アメリカの指揮者モーリス・ペレスによる臨時編成のジャズオーケストラ、ピアノはアイヴァン・ディヴィス。

・ペレス指揮のジャズオーケストラ
ピアノ:アイヴァン・ディヴィス
(1986年 ニューヨーク スタジオ録音)
1924年2月11日にエオリアンホールでおこなわれた演奏会をそのまま再現したもので、全24曲。ただし曲順は当時のままでなく、最後から2番目に演奏された「ラプソディー・イン・ブルー」がこのCDでは最後に収録されています。当時「威風堂々第1番」が最後に演奏されました。
「アメリカ音楽の実験」と題された当時の演奏会ですが、今聴くと、ラプソディー・イン・ブルー以外は同工異曲で実験的な曲とは程遠い作品ばかり、もっともバンジョー入りのジャズバンドの編成で聴くエルガーはオツなものではありますが。
私が知っている曲は、「威風堂々第1番」とマクダウェルの「野バラ」くらいでした。

この録音は1924年ジャズバンド版によるものです。
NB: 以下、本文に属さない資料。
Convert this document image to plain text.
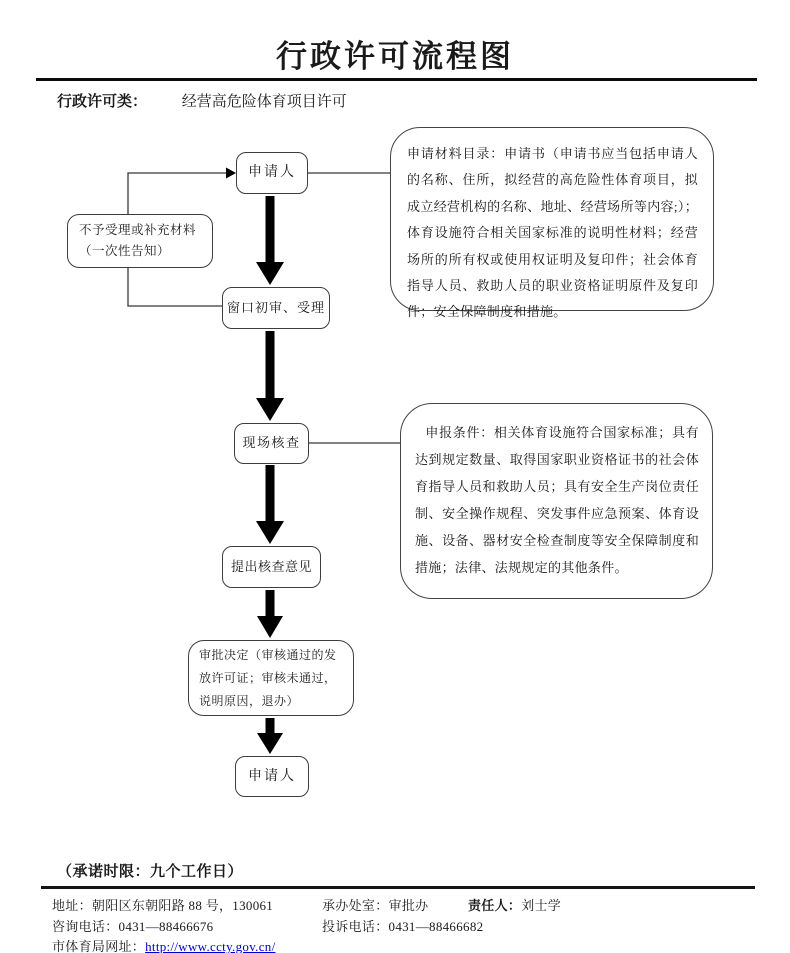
行政许可流程图
行政许可类： 经营高危险体育项目许可
申请人
不予受理或补充材料
（一次性告知）
窗口初审、受理
现场核查
提出核查意见
审批决定（审核通过的发放许可证；审核未通过，说明原因，退办）
申请人
申请材料目录：申请书（申请书应当包括申请人的名称、住所，拟经营的高危险性体育项目，拟成立经营机构的名称、地址、经营场所等内容;）；体育设施符合相关国家标准的说明性材料；经营场所的所有权或使用权证明及复印件；社会体育指导人员、救助人员的职业资格证明原件及复印件；安全保障制度和措施。
申报条件：相关体育设施符合国家标准；具有达到规定数量、取得国家职业资格证书的社会体育指导人员和救助人员；具有安全生产岗位责任制、安全操作规程、突发事件应急预案、体育设施、设备、器材安全检查制度等安全保障制度和措施；法律、法规规定的其他条件。
（承诺时限：九个工作日）
地址：朝阳区东朝阳路 88 号，130061	承办处室：审批办	责任人：刘士学
咨询电话：0431—88466676	投诉电话：0431—88466682
市体育局网址：http://www.ccty.gov.cn/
この録音にあたって、指揮者のペレスは、ウィリアム・カレッジのホワイトマン・アルヒーヴやワシントン国会図書館のガーシュインの自筆譜、グローフェの自筆譜など、5つの資料を比較検討し、1927年ガーシュインの自身によるジャズバンド版の録音も参考にしたそうです。
その結果、自筆譜を筆写したワシントンナショナル交響楽団のライヴラリーを使用したトーマスの1976年録音のCBS盤とは、同じ1924年版と言っても、細部に異なる点が出てきました。
ペレス盤は、練習番号15以降のオケのみの部分に2小節加え、21のピアノソロに約20小節程度のカデンツァを追加。
オーケストレーションにも、ピアノソロが初めて登場する部分の2小節目にトロンボーンの合いの手が加わったり、ラスト4小節前3拍目のピアノのトリルを木管楽器にも吹かせたりといった異なる点があります。いずれもペレスの恣意的な改変ではなく、それなりの根拠があるようです。(CDのライナーノートに書いてありますが、この部分については英語に自信がないので誤読があるかもしれません。)

演奏も、作曲者の意図にできるだけ近づけようとしたペレスの思いが伝わって来る素晴らしい名演でした。学究的な杓子定規さに陥いることなく、ピアノを常に立てながらも自己主張を忘れず、ガーシュイン意図するものに限りなく近づいた演奏と言えそうです。

今までにさまざまな「ラプソディー・イン・ブルー」を紹介してきました。実際に紹介しきれなかった演奏は数多くありますが、代表的なものは入っていると思います。
結局、自演以外で最も共感を覚えたのは、ペレスとラトルのエアチェックライヴ、そして
フルオーケストラ版ではプレートルの演奏。

曲の成立過程に作曲者がある程度認めたとはいえ、グローフェの手が加わっているために、作曲者の意図がどれだけ譜面に反映されているのか、という疑問が、私の頭からいつも離れませんでした。
特に作曲者の死後編曲されたフルオーケストラ版となると、バーンスタインの定評のある演奏を聴いても、何か違うよな、という思いは最後まで払拭しきれませんでした。
上に挙げた3つの演奏はそれらの疑問をある程度忘れさせる、強い説得力を持った演奏だったと思います。